Il est toujours difficile de démêler la part d’autobiographie que chaque auteur, consciemment ou non, incorpore à son œuvre. Connaître quelques éléments sur la personnalité de Joseph Malègue conduit-il à une meilleure intelligence de son roman Augustin où le Maître et là ?...

Ce que la Lorraine est à Barrès, l’Auvergne l’est à Malègue. La profonde imprégnation d’une vie provinciale marque les deux auteurs. Leurs œuvres sentent bon le terroir. On ne s’étonne pas que Joseph Malègue né à La Tour-d’Auvergne le 8 décembre 1876 ait su si bien décrire les hautes terres du Cantal, la rude sagesse paysanne, la petite bourgeoisie rurale de quelque préfecture reculée. Il y du solide et de l’éruptif dans la langue même de ce natif du pays des volcans. Les roches de basalte ne fourniront-elles pas le titre de son deuxième roman : Pierres Noires ?

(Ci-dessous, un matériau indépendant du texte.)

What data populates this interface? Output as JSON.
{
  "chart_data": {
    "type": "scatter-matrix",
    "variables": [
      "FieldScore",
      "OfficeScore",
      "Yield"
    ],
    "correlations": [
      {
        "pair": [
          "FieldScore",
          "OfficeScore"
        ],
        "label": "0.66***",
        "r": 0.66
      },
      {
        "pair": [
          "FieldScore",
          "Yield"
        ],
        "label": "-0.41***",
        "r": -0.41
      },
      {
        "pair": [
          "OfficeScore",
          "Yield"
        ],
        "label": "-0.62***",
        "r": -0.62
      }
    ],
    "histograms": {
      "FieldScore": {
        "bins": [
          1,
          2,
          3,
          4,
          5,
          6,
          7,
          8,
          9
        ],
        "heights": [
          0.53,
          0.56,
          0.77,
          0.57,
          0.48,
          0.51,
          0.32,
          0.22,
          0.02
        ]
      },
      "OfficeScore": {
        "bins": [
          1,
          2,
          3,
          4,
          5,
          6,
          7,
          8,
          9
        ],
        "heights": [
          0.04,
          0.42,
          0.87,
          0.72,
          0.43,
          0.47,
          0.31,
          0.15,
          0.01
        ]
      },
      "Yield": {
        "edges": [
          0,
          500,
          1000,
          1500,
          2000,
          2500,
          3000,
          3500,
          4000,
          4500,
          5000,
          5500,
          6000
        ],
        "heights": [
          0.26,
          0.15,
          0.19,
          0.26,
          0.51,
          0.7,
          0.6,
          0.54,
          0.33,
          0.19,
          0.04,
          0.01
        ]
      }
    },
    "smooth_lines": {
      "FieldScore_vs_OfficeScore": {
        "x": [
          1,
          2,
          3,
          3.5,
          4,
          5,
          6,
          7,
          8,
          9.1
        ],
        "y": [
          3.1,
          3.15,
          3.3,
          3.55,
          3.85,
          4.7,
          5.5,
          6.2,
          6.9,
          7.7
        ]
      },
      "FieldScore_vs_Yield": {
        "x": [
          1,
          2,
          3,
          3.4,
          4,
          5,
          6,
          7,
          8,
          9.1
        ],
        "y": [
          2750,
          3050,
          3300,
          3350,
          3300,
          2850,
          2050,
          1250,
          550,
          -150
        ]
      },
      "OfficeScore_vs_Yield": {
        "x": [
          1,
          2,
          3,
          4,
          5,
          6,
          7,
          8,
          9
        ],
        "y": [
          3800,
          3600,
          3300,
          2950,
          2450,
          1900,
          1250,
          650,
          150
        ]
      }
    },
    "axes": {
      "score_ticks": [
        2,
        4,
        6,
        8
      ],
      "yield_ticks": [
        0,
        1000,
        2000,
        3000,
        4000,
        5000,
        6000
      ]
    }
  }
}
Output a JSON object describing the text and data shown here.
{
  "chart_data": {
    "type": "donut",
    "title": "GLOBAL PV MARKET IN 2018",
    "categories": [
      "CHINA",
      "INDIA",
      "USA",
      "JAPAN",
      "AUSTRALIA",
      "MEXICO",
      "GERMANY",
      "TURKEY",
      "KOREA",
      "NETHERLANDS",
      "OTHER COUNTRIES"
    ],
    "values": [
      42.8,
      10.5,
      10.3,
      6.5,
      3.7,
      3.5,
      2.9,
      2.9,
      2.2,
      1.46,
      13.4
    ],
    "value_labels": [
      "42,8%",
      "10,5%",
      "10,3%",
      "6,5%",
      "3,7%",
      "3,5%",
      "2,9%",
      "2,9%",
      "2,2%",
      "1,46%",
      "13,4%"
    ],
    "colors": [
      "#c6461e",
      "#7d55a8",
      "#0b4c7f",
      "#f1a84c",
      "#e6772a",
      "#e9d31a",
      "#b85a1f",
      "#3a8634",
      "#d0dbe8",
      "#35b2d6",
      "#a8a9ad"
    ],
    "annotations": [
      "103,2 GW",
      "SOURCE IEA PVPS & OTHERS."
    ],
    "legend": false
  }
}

Consubstantiel à cet enracinement est l’ambition sociale, le profond désir de s’élever au- dessus de sa condition par les études et le travail. Ce qu’il y a de Rastignac chez Augustin Méridier est-il le reflet du jeune Joseph ? Après ses humanités au Lycée Blaise-Pascal de Clermont-Ferrand (1888-1892) Malègue monta, en effet, à Versailles au collège eudiste Saint- Jean-de-Béthune (1892-1895). Reçu au baccalauréat avec la mention très bien, il poursuit son ascension en intégrant le collège parisien Stanislas (1895-1897). La république reconnaît déjà ses prédispositions littéraires en lui octroyant un premier accessit au Concours général de composition française en 1896. Il obtiendra dans la foulée une licence ès lettres.

Ses premiers succès scolaires sont contrariés par une grave pleurésie qui le contraint à retourner en Auvergne pour se soigner. Le souvenir des villes de cure (la Bourboule) ne colore-t-il pas les descriptions du sanatorium de Leysin où son héros, Augustin Méridier, terminera sa vie ?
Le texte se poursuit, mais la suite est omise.